Die Gedanken abschüttelnd griff ich nach meiner Gesichtsmilch, entfernte das Makeup, das sich nun schwer und drückend anfühlte und schrubbte es ab. Als ich mit einem Handtuch meine Haut abtupfte, schienen mir die Sommersprossen entgegen, die eine leichte Schicht Foundation nur halbwegs abdecken konnte. Die dunklen Flecken, die sich über meine Wangen, Nase, Stirn und eigentlich überall dort abbildeten, wo die Sonne mein Gesicht traf, hatten in meiner Teenie-Zeit für eine Menge Unsicherheiten gesorgt. Mittlerweile hatte ich akzeptiert, dass sie zu mir gehörten und so schnell auch nicht verschwinden würden. Trotzdem gaben sie mir zu häufig das Gefühl, zu süß zu wirken. Zu niedlich. Wie jemand, den Leon aus dem Finanzamt nicht ernst nehmen würde.

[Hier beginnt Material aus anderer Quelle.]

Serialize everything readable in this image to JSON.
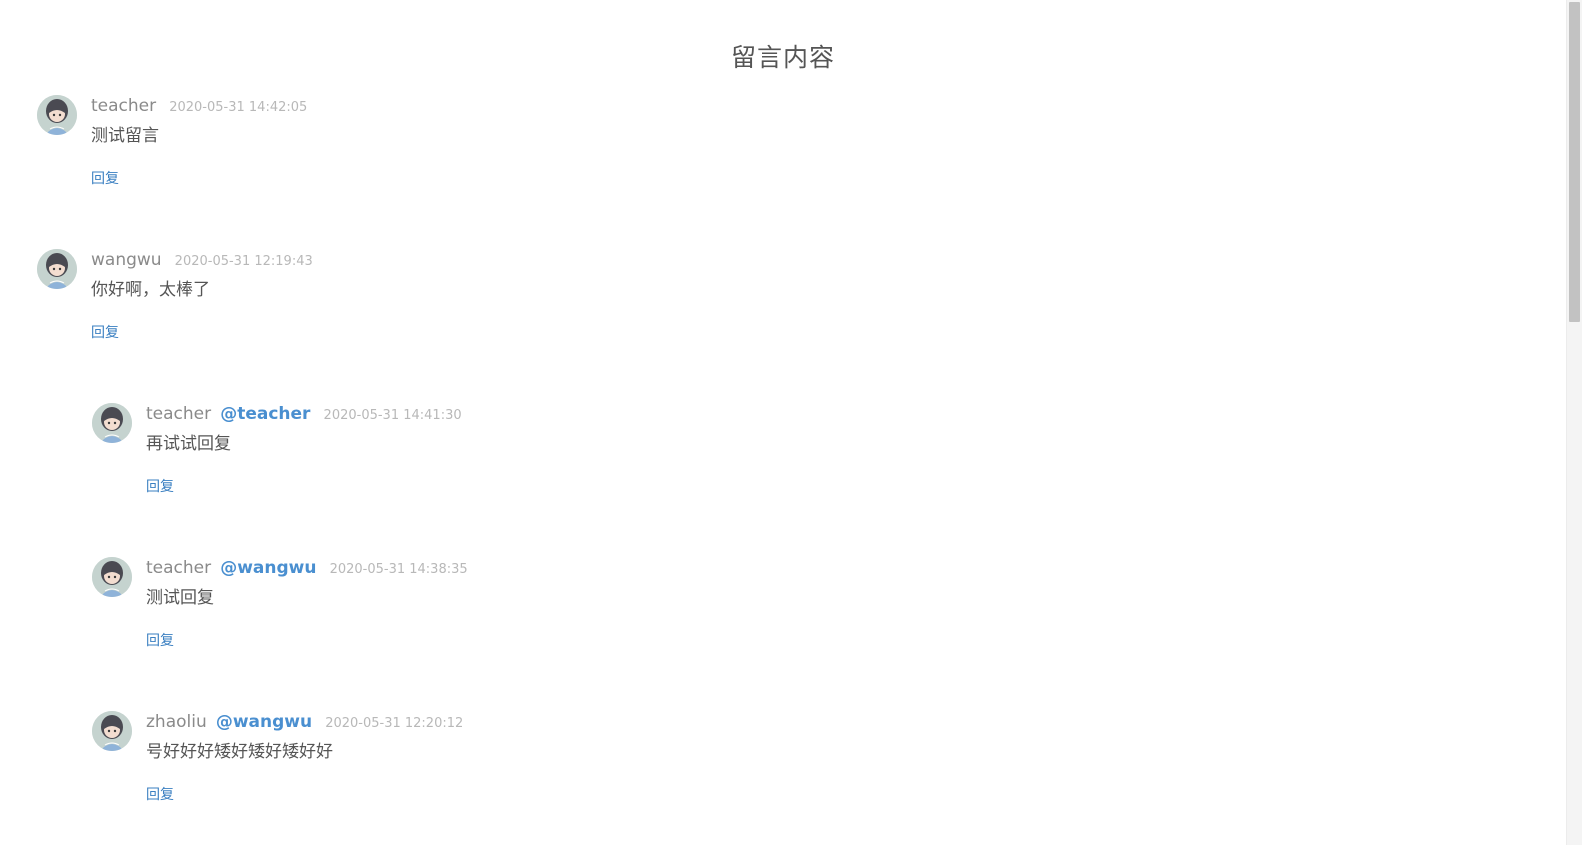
{
  "page": {
    "title": "留言内容"
  },
  "comments": [
    {
      "author": "teacher",
      "mention": "",
      "time": "2020-05-31 14:42:05",
      "text": "测试留言",
      "reply_label": "回复"
    },
    {
      "author": "wangwu",
      "mention": "",
      "time": "2020-05-31 12:19:43",
      "text": "你好啊，太棒了",
      "reply_label": "回复"
    },
    {
      "author": "teacher",
      "mention": "@teacher",
      "time": "2020-05-31 14:41:30",
      "text": "再试试回复",
      "reply_label": "回复"
    },
    {
      "author": "teacher",
      "mention": "@wangwu",
      "time": "2020-05-31 14:38:35",
      "text": "测试回复",
      "reply_label": "回复"
    },
    {
      "author": "zhaoliu",
      "mention": "@wangwu",
      "time": "2020-05-31 12:20:12",
      "text": "号好好好矮好矮好矮好好",
      "reply_label": "回复"
    }
  ],
  "colors": {
    "link": "#3a7fc1",
    "mention": "#4a8fd0",
    "author": "#8a8a8a",
    "time": "#b8b8b8",
    "text": "#555555"
  },
  "icons": {
    "avatar": "anime-girl-avatar-icon"
  }
}
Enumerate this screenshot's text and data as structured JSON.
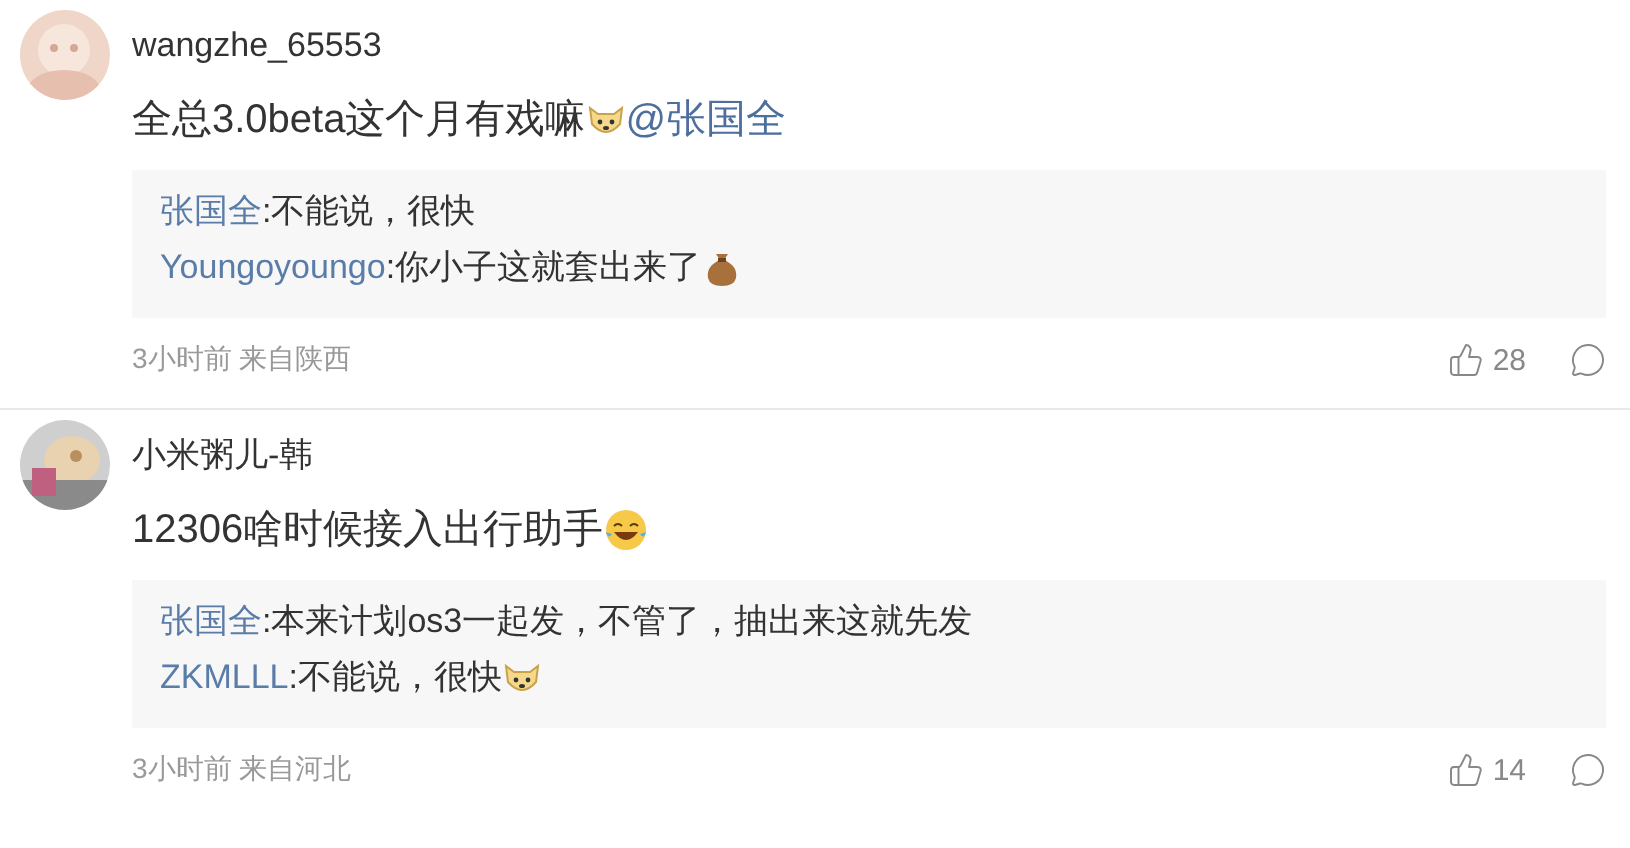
{
  "comments": [
    {
      "username": "wangzhe_65553",
      "content": [
        {
          "kind": "text",
          "text": "全总3.0beta这个月有戏嘛"
        },
        {
          "kind": "dog"
        },
        {
          "kind": "mention",
          "text": "@张国全"
        }
      ],
      "replies": [
        {
          "author": "张国全",
          "parts": [
            {
              "kind": "text",
              "text": ":不能说，很快"
            }
          ]
        },
        {
          "author": "Youngoyoungo",
          "parts": [
            {
              "kind": "text",
              "text": ":你小子这就套出来了"
            },
            {
              "kind": "pouch"
            }
          ]
        }
      ],
      "meta": "3小时前 来自陕西",
      "likes": "28"
    },
    {
      "username": "小米粥儿-韩",
      "content": [
        {
          "kind": "text",
          "text": "12306啥时候接入出行助手"
        },
        {
          "kind": "laugh"
        }
      ],
      "replies": [
        {
          "author": "张国全",
          "parts": [
            {
              "kind": "text",
              "text": ":本来计划os3一起发，不管了，抽出来这就先发"
            }
          ]
        },
        {
          "author": "ZKMLLL",
          "parts": [
            {
              "kind": "text",
              "text": ":不能说，很快"
            },
            {
              "kind": "dog"
            }
          ]
        }
      ],
      "meta": "3小时前 来自河北",
      "likes": "14"
    }
  ]
}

Ich putzte mir die Zähne länger als für gewöhnlich und machte mich danach daran, die Kleider in meinem Koffer erneut zu falten. Eigentlich hatte ich nur damit gerechnet, zwei Nächte in München zu bleiben. Doch nachdem Tallulah nach unserem Hauptgang erklärt hatte, sie würde mich gerne einem Galeristen in der Stadt vorstellen, hatte ich direkt eingelenkt, etwas länger zu bleiben. Es war nicht so, als würde ein fester Job auf mich warten, wenn ich nach Hause kam. Ein Vorteil davon, sein eigener Chef zu sein: Freiheit. Ein Nachteil davon, sein eigener Chef zu sein: Immer darüber besorgt sein, ob man genug arbeitete, um die nächsten Monate die Miete zahlen zu können.

Nachdem jedes Oberteil und jede Hose in meinem Koffer ordentlich gefaltet waren, spürte ich das Jucken in meinen Fingern. Wäre ich in meiner Wohnung, würde ich spätestens jetzt nach Ölfarben und einer leeren Leinwand greifen. Das Einzige, was mir half, wenn ich nicht schlafen konnte und das Gedankenkarussell in meinem Kopf zu schnell wurde, war die Blase, in der ich mich befand, wenn ich an einem neuen Werk saß. Es konnten Stunden vergehen, ohne dass ich etwas von der Außenwelt mitbekam. Menschliche Bedürfnisse wie Hunger oder Durst waren mit einem Mal vergessen und erst, wenn ich mich losreißen konnte, spürte ich meine steifen Glieder und die Müdigkeit, die mich danach meist überkam.